Стас сказал, что у него задание, мол, разбирайся со всем сам. Я подсел напротив, отчего-то неуверенность собеседницы передалась и мне.
Момент выстрела она видела, хотя в это время переходила дорогу, уверенно может сказать, что старик стрелял в сторону от автобуса. Немного, но в сторону, сперва целился в лобовое стекло, но затем рука пошла влево.
— У меня очень хорошее зрение, — добавила она и снова опустила голову, будто сказала лишнее.
— Но вы согласны с тем, что старик спешил с выстрелом?
Женщина кивнула и, не дав задать вопрос, продолжила:
— Мне кажется, он не просто в автобус целился. Я видела, как вы доставали из карманов пальто документы разные, награды, ордена, зрение у меня очень хорошее, — повторила она. — И почему он так сделал, я поняла. Да вы сами встаньте на его место. Всю жизнь проработал на страну, все ей отдал, а что взамен? Нищенская пенсия и забывшие всё родственники. Или хуже того, умершие.
— Умершие, — повторил я, точно эхо. — Он один.

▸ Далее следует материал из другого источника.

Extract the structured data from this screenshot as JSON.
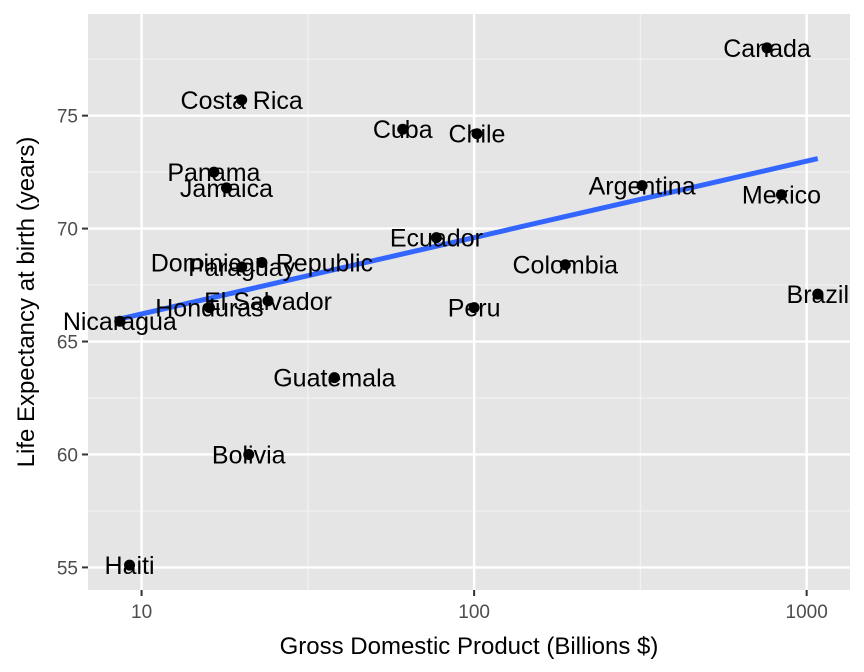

— Вот видите. Он не в автобус стрелял, нет, в автобус, но… как вам сказать. Всю жизнь старался, трудился, все делал как скажут, как считалось правильным, всего себя отдал. А вот теперь все двери захлопнулись. Его, видимо, отовсюду гнали, — снова кивок, я не мог ее перебить. — Никого он убивать не хотел, упаси бог. Просто напомнить о себе, да вот так экстремально, но показать, что он еще жив, еще что-то может, что его рано хоронить, как это все — и государство, и соседи, и родственники, — все это сделали. Он еще жив, пытался он сказать, наверное, не раз. И… наверное, в тюрьме ему и то лучше было б. Его бы там больше уважали, мне кажется. Ведь в тюрьме ветеранов уважают, я слышала, так да? Да?